Galatasaray maça sanki iddiası olmayan bir takım gibi başladı. Laubali hareketler, rakibe verilen toplar ve skor 2-1. Koca 45 dakikada maçı alacak hiçbir şey yapmayan bir G.Saray vardı.
Sivasspor da çatır çatır futbol oynuyor. Diyorsunuz ki ikinci yarı da böyle giderse Sivasspor bu maçı kaybetmez.
İkinci yarı başladığında Fatih Terim oyuncu değiştirmiyor. Ta ki sakatlık olana kadar. Bu şu demektir: 'İlk yarıda oynayanların hepsi işlerini çok iyi yaptılar. Onun için de bu oyuncuların hiçbirini değiştirmedim.'
G.Saray'da ilk yarıda yürüyenler var. Fatih Terim hiç seslenmiyor. Ne zaman ki bakıyor pabuç pahalı, sahaya yeni oyuncu sürmeye başlıyor. Ama bence geç kalıyor.
Galatasaray öyle aman aman pozisyonlarla gol aramadı 80 dakika boyunca. Falcao şahsi becerisiyle bir gol attı, sonra da bir penaltı. Sarı-kırmızılar bakıyor ki maç gidiyor, mücadele etmeye başladılar. Ama yetmedi.

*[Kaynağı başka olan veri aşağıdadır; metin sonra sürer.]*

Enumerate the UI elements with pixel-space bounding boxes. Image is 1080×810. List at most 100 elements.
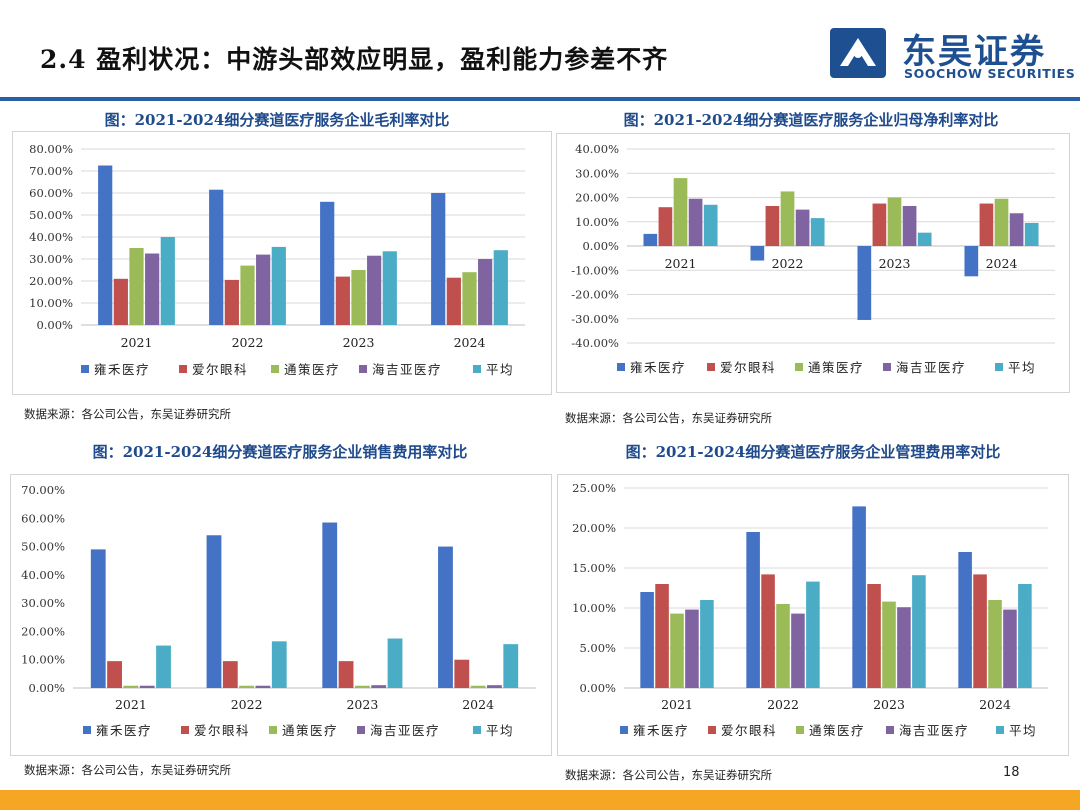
bar bbox=[806, 581, 820, 688]
bar bbox=[487, 685, 502, 688]
legend-label: 通策医疗 bbox=[284, 362, 340, 377]
bar bbox=[255, 685, 271, 688]
bar bbox=[765, 205, 780, 246]
y-tick-label: 20.00% bbox=[29, 274, 73, 288]
x-tick-label: 2023 bbox=[873, 697, 905, 712]
legend-swatch bbox=[996, 726, 1004, 734]
y-tick-label: 0.00% bbox=[582, 239, 619, 253]
bar bbox=[852, 506, 866, 688]
bar bbox=[673, 178, 688, 246]
bar bbox=[478, 259, 493, 325]
legend-label: 爱尔眼科 bbox=[192, 362, 248, 377]
bar bbox=[382, 251, 397, 325]
chart-2-source: 数据来源：各公司公告，东吴证券研究所 bbox=[565, 411, 772, 425]
bar bbox=[139, 685, 155, 688]
header-divider bbox=[0, 97, 1080, 101]
chart-2-title: 图：2021-2024细分赛道医疗服务企业归母净利率对比 bbox=[623, 111, 999, 129]
chart-3-svg: 0.00% 10.00% 20.00% 30.00% 40.00% 50.00% 60.00… bbox=[21, 483, 536, 738]
chart-4-title: 图：2021-2024细分赛道医疗服务企业管理费用率对比 bbox=[625, 443, 1001, 461]
bar bbox=[367, 255, 382, 325]
y-tick-label: 10.00% bbox=[21, 653, 65, 667]
bar bbox=[867, 584, 881, 688]
bar bbox=[438, 546, 453, 688]
bar bbox=[320, 201, 335, 325]
bar bbox=[746, 532, 760, 688]
legend-label: 雍禾医疗 bbox=[96, 723, 152, 738]
bar bbox=[988, 600, 1002, 688]
x-tick-label: 2023 bbox=[343, 335, 375, 350]
y-tick-label: 0.00% bbox=[579, 681, 616, 695]
bar bbox=[156, 645, 171, 688]
legend-swatch bbox=[795, 363, 803, 371]
bar bbox=[240, 265, 255, 325]
bar bbox=[1003, 609, 1017, 688]
y-tick-label: 50.00% bbox=[21, 540, 65, 554]
legend-swatch bbox=[357, 726, 365, 734]
soochow-logo: 东吴证券 SOOCHOW SECURITIES bbox=[830, 26, 1075, 84]
y-tick-label: 25.00% bbox=[572, 481, 616, 495]
legend-label: 平均 bbox=[1008, 360, 1036, 375]
chart-4-svg: 0.00% 5.00% 10.00% 15.00% 20.00% 25.00% 2021 20… bbox=[572, 481, 1048, 738]
chart-1-title: 图：2021-2024细分赛道医疗服务企业毛利率对比 bbox=[104, 111, 450, 129]
logo-chinese-name: 东吴证券 bbox=[902, 32, 1046, 72]
legend-swatch bbox=[620, 726, 628, 734]
y-tick-label: 20.00% bbox=[21, 624, 65, 638]
bar bbox=[857, 246, 872, 320]
x-tick-label: 2022 bbox=[767, 697, 799, 712]
bar bbox=[810, 218, 825, 246]
y-tick-label: 10.00% bbox=[29, 296, 73, 310]
x-tick-label: 2022 bbox=[772, 256, 804, 271]
x-tick-label: 2022 bbox=[232, 335, 264, 350]
bar bbox=[912, 575, 926, 688]
legend-label: 雍禾医疗 bbox=[630, 360, 686, 375]
soochow-logo-icon bbox=[830, 28, 886, 78]
legend-label: 雍禾医疗 bbox=[633, 723, 689, 738]
bar bbox=[897, 607, 911, 688]
bar bbox=[703, 204, 718, 246]
legend-label: 爱尔眼科 bbox=[720, 360, 776, 375]
bar bbox=[964, 246, 979, 277]
legend-swatch bbox=[269, 726, 277, 734]
bar bbox=[446, 277, 461, 325]
legend-swatch bbox=[796, 726, 804, 734]
bar bbox=[761, 574, 775, 688]
bar bbox=[145, 253, 160, 325]
bar bbox=[493, 250, 508, 325]
y-tick-label: 0.00% bbox=[36, 318, 73, 332]
bar bbox=[256, 254, 271, 325]
bar bbox=[902, 205, 917, 246]
legend-swatch bbox=[473, 365, 481, 373]
x-tick-label: 2021 bbox=[661, 697, 693, 712]
legend-label: 通策医疗 bbox=[809, 723, 865, 738]
bar bbox=[222, 661, 238, 688]
bar bbox=[958, 552, 972, 688]
chart-3-source: 数据来源：各公司公告，东吴证券研究所 bbox=[24, 763, 231, 777]
legend-swatch bbox=[359, 365, 367, 373]
bar bbox=[351, 270, 366, 325]
y-tick-label: 80.00% bbox=[29, 142, 73, 156]
bar bbox=[431, 193, 446, 325]
bar bbox=[239, 685, 255, 688]
bar bbox=[123, 685, 139, 688]
legend-swatch bbox=[83, 726, 91, 734]
net-margin-chart: -40.00% -30.00% -20.00% -10.00% 0.00% 10.00% 2… bbox=[556, 133, 1070, 393]
legend-label: 爱尔眼科 bbox=[194, 723, 250, 738]
y-tick-label: 70.00% bbox=[21, 483, 65, 497]
gross-margin-chart: 0.00% 10.00% 20.00% 30.00% 40.00% 50.00% 60.00… bbox=[12, 131, 552, 395]
bar bbox=[129, 248, 144, 325]
logo-english-name: SOOCHOW SECURITIES bbox=[904, 66, 1076, 81]
legend-label: 海吉亚医疗 bbox=[896, 360, 966, 375]
bar bbox=[113, 278, 128, 325]
bar bbox=[462, 272, 477, 325]
legend-label: 平均 bbox=[486, 723, 514, 738]
chart-1-source: 数据来源：各公司公告，东吴证券研究所 bbox=[24, 407, 231, 421]
y-tick-label: -10.00% bbox=[571, 263, 619, 277]
y-tick-label: 10.00% bbox=[575, 215, 619, 229]
legend-swatch bbox=[995, 363, 1003, 371]
bar bbox=[973, 574, 987, 688]
y-tick-label: -40.00% bbox=[571, 336, 619, 350]
x-tick-label: 2021 bbox=[665, 256, 697, 271]
x-tick-label: 2023 bbox=[879, 256, 911, 271]
legend-label: 平均 bbox=[1009, 723, 1037, 738]
chart-3-title: 图：2021-2024细分赛道医疗服务企业销售费用率对比 bbox=[92, 443, 468, 461]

Sivas biraz kontrollü çıksa maçı çok rahat alırdı. Son 5 dakikada Galatasaray üst üste 3-4 pozisyon yakaladı. Ama o kadar kalabalığın arasından vuruş yapıp gol bulamadılar. Sen maçı şampiyonluğa oynayan bir takım gibi görüp de sıfırdan itibaren çatır çatır oynarsan, bırak oynamayı çok iyi mücadele edersen kazanabilirsin. Ama 70-75 dakikayı top oynamadan geçip, ben bu maçı çeviririm dersen hayati 2 puan kaybedersin. Şu sıralar kaybedilen her puan şampiyonluğa "Adios amigo" demektir.
ÇOK NET KIRMIZI KARTTI
Hakem Ali Şansalan, Türkiye'deki maçların yani alışılmışlığın dışında bazı ufak-tefek ikili mücadelelerde zırt-pırt çalmadı. Devam ettirdi. Penaltı penaltıydı. Ama Marcao'nun kendisini itmesine neden müsaade etti anlayamadım. Marcao bu işleri sık sık yapıyor. Bir gün hakemin birine çatar, kendini de yakar takımını da. Ziya'nın Onyekuru'ya tekmesi ise net kırmızı kart. Ziya ayağını çekebilir miydi? Evet. Çekmiyor, tabanı Onyekuru'ya geçiriyor, tartışmasız kırmızı. Bu beraberlikte futbolcular kadar Fatih Terim'in de hataları vardı.